Ainda não estamos em crise. Mas não por mérito do atual ocupante do Palácio do Planalto. A economia brasileira, com forte matriz em talento, avanço crescente e insistente do conceito de liberdade de empreender, de pesquisa e obstinação de quem faz o país acontecer nas 24 horas do dia, mostra uma resiliência que impressiona.

O fato que você jamais pode deixar escapar sobre este país, porque é legitimamente made in Brazil, é que ficamos grandes e importantes demais para darmos errado. O país que alimenta 1 bilhão de pessoas no planeta, com um agronegócio sustentável como o nosso e um singular potencial de aumento da produção de alimentos, é imprescindível ao mundo do G7, do G20 ou de qualquer liga internacional de interesse na estabilidade do século 21. No entanto, entre ficarmos ainda mais gigantes e estratégicos (como decidimos ser) e vivermos na mediocridade da política progressista da esquerda (que atrapalha quem quer progredir), é saudável que não deixemos o país se perder (ou ser levado ao buraco) novamente. Ciclos econômicos são feitos para ser aproveitados.

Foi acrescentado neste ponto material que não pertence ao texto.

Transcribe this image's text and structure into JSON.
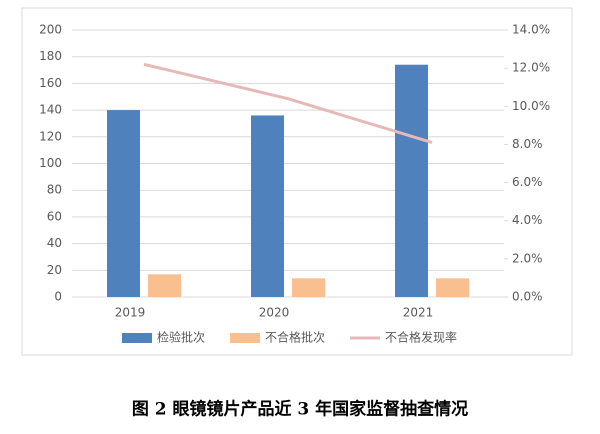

Navio cargueiro de exportação de soja e milho atracado no Rio Tapajós, em Santarém, no Pará (5/2/2024) | Foto: Tarcisio Schnaider/Shutterstock

Volto com isso ao caso do atual governo. Não estamos ainda numa crise porque há muito carrego estatístico, aquela coisa de economia crescendo em bases sólidas herdadas de períodos anteriores, por investimentos de longo prazo feitos ainda nos governos de Michel Temer e Jair Bolsonaro, onde a combinação de seis anos e meio de compromisso com responsabilidade fiscal, reformas estruturais e abertura para o investimento privado promoveu um ambiente de negócios que resultou numa mudança de modelo e de patamar do Brasil. Apesar do PT, de Lula e de Haddad, o mundo ainda não acredita que possamos nos criar um novo retrocesso. Mas é bom não abusar.

Fato é que a atual gestão da economia do país não parece ter o menor plano consistente e sustentável para o Brasil. Um misto de ideias ruins e antiquadas da esquerda do século passado povoa o Planalto e a Esplanada, como aumento da máquina pública, gastos e intervencionismo estatal, além de burocratas sem nenhuma autonomia para mudar o rumo das coisas. A combinação de gestão ruim e sem princípios de austeridade confunde investidores que, em vez de investirem, entram no modo de preservação do investimento já feito ou diversificam geograficamente seus aportes. É preciso gerar expectativa, dar sinais claros que gerem projeções de avanço. Sem isso, a roda para e o dinheiro voa para outros lugares.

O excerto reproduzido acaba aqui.